En octobre 2021, le documentaire « Tapu » est sorti, qui raconte la vie sans Covid-19 sur Rapa Nui depuis la fermeture de l’île. Les protagonistes sont Nani Tuki Pont et Pio Haoa Riroroko, reine et roi du festival Tapati 2021, un jeune couple d’agriculteurs et les parents d’un nouveau-né, qu’ils ont baptisé Tapu, en souvenir d’une époque insolite.

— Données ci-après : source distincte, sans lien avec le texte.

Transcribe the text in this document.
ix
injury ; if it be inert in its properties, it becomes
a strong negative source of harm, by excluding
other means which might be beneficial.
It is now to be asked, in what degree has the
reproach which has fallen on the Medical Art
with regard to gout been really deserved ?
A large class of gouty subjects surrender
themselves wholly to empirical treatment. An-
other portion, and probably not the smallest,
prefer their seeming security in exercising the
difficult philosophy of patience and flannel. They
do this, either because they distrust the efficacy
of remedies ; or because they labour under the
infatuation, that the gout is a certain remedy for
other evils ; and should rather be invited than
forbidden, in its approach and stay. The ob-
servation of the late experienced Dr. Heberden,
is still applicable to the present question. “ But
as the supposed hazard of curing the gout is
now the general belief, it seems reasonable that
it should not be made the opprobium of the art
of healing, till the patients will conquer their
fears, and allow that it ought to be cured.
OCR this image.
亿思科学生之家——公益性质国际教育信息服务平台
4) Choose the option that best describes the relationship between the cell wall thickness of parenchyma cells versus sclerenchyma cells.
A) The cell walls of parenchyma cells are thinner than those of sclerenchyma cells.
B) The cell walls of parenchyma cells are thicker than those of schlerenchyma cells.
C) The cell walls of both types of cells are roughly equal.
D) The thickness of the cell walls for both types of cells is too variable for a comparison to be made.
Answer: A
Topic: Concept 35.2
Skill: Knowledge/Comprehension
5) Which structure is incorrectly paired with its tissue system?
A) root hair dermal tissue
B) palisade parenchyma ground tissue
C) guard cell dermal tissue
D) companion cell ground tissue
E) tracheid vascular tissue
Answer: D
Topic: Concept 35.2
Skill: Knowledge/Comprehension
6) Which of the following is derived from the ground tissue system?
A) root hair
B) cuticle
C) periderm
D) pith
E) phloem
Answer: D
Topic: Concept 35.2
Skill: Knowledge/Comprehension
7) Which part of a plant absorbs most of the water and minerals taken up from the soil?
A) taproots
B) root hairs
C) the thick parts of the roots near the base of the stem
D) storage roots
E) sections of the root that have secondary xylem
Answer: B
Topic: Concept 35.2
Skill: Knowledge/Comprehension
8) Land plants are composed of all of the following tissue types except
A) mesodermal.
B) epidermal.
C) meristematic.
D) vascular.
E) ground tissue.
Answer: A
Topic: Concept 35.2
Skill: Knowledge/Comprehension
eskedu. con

Tapus du parc national de Rapa Nui

Panneau d'avertissement pour les visiteurs du parc national
Panneau d’avertissement pour les visiteurs du parc national

Afin de préserver le patrimoine culturel de l’île de Pâques, et plus particulièrement du Parc National de Rapa Nui, tout visiteur doit respecter quelques règles simples :

• Prenez soin des plates-formes cérémonielles (ahu), des statues (moai), des pétroglyphes et des structures archéologiques. Ne montez pas dessus, ne marchez pas dessus et ne les endommagez pas. Ne ramassez pas d’objets ou de pierres archéologiques.

• Quiconque cause des dommages ou des altérations à des sites archéologiques s’expose à des peines de prison et à des amendes, conformément à la loi 17.288 des monuments nationaux.

• Ne circulez que sur les sentiers et chemins balisés. N’entrez pas dans les zones de récupération environnementale ou dans d’autres zones réglementées.

• Tous les visiteurs doivent payer l’entrée du Parc National dans les lieux désignés, de cette manière ils collaborent à l’entretien et à l’amélioration des sites.

• Il est interdit de camper à l’intérieur du Parc National. Uniquement dans les campings autorisés.

• Soyez responsable de votre sécurité et respectez les panneaux et indications qui se trouvent dans les sites archéologiques.

• Rapportez les ordures à Hanga Roa et déposez-les dans les dépôts appropriés.

Le non-respect de l’une de ces règles est passible de lourdes sanctions. Les gardes du parc portent des caméras et les amendes appliquées sont assez élevées, il est donc important d’être vigilant et prudent.